Absolute rate constant and O(³P) yield for the O(¹D)+N₂O reaction in the temperature range 227 K to 719 K

Abstract. The absolute rate constant for the reaction that is the major source of stratospheric NO_x, O(¹D)+N₂O → products, has been determined in the temperature range 227 K to 719 K, and, in the temperature range 248 K to 600 K, the fraction of the reaction that yields O(³P). Both the rate constants and product yields were determined using a recently-developed chemiluminescence technique for monitoring O(¹D) that allows for higher precision determinations for both rate constants, and, particularly, O(³P) yields, than do other methods. We found the rate constant, k_R1, to be essentially independent of temperature between 400 K and 227 K, having a value of (1.37±0.11)×10⁻¹⁰ cm³ s⁻¹, and for temperatures greater than 450 K a marked decrease in rate constant was observed, with a rate constant of only (0.94±0.11)×10⁻¹⁰ cm³ s⁻¹ at 719 K. The rate constants determined over the 227 K–400 K range show very low scatter and are significantly greater, by 20% at room temperature and 15% at 227 K, than the current recommended values.
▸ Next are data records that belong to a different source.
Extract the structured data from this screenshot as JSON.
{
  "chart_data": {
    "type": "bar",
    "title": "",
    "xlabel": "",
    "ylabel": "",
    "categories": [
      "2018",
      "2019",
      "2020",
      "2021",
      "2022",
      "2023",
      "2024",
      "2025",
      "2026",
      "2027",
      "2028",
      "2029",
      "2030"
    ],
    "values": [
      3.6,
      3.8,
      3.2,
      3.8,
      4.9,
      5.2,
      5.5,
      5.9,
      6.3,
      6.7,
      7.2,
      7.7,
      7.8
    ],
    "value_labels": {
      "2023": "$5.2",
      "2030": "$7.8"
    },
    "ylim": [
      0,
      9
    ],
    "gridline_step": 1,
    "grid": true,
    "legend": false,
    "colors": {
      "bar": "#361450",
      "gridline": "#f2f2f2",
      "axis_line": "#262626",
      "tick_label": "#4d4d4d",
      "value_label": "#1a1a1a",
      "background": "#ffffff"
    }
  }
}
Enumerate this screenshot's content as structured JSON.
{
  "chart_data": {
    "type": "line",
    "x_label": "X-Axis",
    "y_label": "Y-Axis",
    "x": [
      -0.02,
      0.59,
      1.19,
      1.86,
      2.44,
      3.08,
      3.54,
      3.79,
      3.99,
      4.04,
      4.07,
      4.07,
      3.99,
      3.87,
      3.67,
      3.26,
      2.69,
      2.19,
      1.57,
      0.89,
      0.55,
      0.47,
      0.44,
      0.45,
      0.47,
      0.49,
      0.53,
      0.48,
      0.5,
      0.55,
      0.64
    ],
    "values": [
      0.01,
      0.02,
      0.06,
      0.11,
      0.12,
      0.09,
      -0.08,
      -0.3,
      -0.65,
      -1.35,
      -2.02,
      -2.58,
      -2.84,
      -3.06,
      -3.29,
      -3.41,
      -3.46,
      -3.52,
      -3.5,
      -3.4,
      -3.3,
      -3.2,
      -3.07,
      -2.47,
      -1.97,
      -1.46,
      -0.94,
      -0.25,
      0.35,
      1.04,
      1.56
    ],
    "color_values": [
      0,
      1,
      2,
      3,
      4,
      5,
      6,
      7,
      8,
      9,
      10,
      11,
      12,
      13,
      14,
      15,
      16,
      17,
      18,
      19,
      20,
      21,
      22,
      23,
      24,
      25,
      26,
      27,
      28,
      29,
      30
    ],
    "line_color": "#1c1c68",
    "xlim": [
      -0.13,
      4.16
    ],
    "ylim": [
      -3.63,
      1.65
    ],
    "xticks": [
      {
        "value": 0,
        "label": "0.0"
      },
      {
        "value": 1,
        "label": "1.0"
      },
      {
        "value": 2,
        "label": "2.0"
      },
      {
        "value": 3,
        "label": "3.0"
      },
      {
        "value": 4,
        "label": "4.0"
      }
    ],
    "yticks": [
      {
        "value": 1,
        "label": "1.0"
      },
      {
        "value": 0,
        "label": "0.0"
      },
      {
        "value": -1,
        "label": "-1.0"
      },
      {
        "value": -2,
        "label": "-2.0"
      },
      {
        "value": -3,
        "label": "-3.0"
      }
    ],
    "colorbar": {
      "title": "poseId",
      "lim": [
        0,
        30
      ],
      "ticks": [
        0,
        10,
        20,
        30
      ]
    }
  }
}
The fraction of O(³P) produced in this reaction was determined to be 0.002±0.002 at 250 K rising steadily to 0.010±0.004 at 600 K, thus the channel producing O(³P) can be entirely neglected in atmospheric kinetic modeling calculations. A further result of this study is an expression of the relative quantum yields as a function of temperature for the chemiluminescence reactions (k_CL1)C₂H + O(¹D) → CH(A) + CO and (k_CL2)C₂H + O(³P) → CH(A) + CO, both followed by CH(A) → CH(X) + hν, as k_CL1(T)/k_CL2(T)=(32.8T−3050)/(6.29T+398).